The sacrifices of God are a broken spirit,
A broken and a contrite heart —
These, O God, You will not despise.   (Ps 51:17)

All of this underlay St. John's understanding of the Crucifixion.

The Synoptic Gospels remember the Last Supper as being the Passover Seder. The other Evangelists implicitly accept the blood-traded-for-salvation model of religion. St. John's Gospel alone fixes the date of the Crucifixion on the Passover, indeed, at the very moment that the Passover lambs are being slaughtered as part of the ritual. As Christian hymnody would record, as the blood of the lambs is daubed on the door lintels of Egypt that the angel of death might "pass over," so the blood of God's Son is daubed over the lintels of humanity that death itself be nullified.

Here is the Great High Priest (Heb 4:14), Whose sacrifice is not symbolic. Here is no goat or bull or dove, but rather God, who teaches us that the animal self must be diminished in order that the pure spirit within might be magnified.

He offers Himself as sacrifice is intensely personal. It does have to do with them over there. It has to do with us right here.

Here also is the High Priest who ascends to Heaven not in ritual, but to Heaven itself as King of kings and Lord of lords.

Let us celebrate the Feast Day of St. John the Theologian as true heir to the purposes and promises of Christ. Let us open our hearts and minds. Let us reset ourselves to understand our religion aright. For his Gospel and Revelation have revealed to us Divine life. His letters teach the Christian how to make a path through this toxic world. And in his tradition we find our own way ahead and above to Heaven.

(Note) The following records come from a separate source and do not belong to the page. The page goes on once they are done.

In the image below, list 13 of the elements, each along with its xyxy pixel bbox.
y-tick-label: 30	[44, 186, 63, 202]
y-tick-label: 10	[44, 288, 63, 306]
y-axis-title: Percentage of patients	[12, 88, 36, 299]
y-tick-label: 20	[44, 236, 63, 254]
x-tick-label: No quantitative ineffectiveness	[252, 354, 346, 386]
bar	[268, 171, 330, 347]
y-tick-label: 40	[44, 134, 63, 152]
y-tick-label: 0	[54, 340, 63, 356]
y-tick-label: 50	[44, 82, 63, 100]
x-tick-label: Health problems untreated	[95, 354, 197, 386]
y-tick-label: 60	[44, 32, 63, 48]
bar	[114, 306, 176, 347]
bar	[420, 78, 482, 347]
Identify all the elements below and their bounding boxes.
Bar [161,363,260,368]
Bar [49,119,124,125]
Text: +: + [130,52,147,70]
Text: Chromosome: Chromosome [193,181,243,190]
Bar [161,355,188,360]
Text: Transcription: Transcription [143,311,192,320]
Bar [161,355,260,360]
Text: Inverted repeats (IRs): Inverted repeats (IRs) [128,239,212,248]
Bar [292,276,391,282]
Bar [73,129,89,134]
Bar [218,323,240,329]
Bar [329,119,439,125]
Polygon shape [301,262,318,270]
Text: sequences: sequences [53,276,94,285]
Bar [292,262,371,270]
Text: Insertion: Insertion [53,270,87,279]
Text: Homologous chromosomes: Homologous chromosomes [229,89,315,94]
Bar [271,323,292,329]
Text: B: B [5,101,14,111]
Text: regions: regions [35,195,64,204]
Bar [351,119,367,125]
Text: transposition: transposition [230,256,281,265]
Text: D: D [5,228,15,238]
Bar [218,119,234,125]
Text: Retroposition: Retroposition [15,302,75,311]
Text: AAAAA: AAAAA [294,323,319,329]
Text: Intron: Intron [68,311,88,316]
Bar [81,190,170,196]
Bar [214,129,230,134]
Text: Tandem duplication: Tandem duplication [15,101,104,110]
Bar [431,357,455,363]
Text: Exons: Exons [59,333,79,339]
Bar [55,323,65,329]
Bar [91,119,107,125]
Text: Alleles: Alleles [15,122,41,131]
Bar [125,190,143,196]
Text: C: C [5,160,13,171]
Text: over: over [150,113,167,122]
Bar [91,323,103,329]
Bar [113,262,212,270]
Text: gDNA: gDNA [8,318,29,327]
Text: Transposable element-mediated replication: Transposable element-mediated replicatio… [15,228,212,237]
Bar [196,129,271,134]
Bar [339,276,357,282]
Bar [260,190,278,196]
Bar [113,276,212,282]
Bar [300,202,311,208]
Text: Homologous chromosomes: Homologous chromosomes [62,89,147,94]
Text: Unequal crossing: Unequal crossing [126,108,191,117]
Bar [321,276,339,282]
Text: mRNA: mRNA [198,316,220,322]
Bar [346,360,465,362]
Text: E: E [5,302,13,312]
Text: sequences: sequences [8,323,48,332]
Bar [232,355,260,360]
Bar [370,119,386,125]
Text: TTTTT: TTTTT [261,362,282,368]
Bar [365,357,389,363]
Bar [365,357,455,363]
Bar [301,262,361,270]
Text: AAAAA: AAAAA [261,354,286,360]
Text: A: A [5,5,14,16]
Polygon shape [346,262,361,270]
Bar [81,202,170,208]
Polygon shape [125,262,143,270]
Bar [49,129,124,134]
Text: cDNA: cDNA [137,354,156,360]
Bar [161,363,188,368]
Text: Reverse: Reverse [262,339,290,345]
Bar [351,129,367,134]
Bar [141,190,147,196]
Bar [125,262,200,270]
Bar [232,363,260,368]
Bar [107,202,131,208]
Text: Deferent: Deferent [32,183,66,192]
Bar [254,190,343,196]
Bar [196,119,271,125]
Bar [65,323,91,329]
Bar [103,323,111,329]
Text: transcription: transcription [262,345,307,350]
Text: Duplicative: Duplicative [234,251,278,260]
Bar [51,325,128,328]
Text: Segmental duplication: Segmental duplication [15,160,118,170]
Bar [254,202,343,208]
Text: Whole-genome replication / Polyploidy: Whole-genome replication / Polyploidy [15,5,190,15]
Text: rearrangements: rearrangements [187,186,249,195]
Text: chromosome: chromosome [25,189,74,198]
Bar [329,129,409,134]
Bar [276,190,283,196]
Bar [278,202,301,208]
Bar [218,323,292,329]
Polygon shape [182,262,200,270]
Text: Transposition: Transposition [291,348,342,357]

We are indeed blessed. For we are the generation on whom a great light has shone. Thanks to major discoveries of ancient texts and thanks to a half-century of Herculean scholarship, we are the generation that finally begins to understand the New Testament and the preeminent place accorded to St. John the Divine, the Evangelist, and the Theologian.

In the Name of the Father and of the Son and of the Holy Spirit. Amen.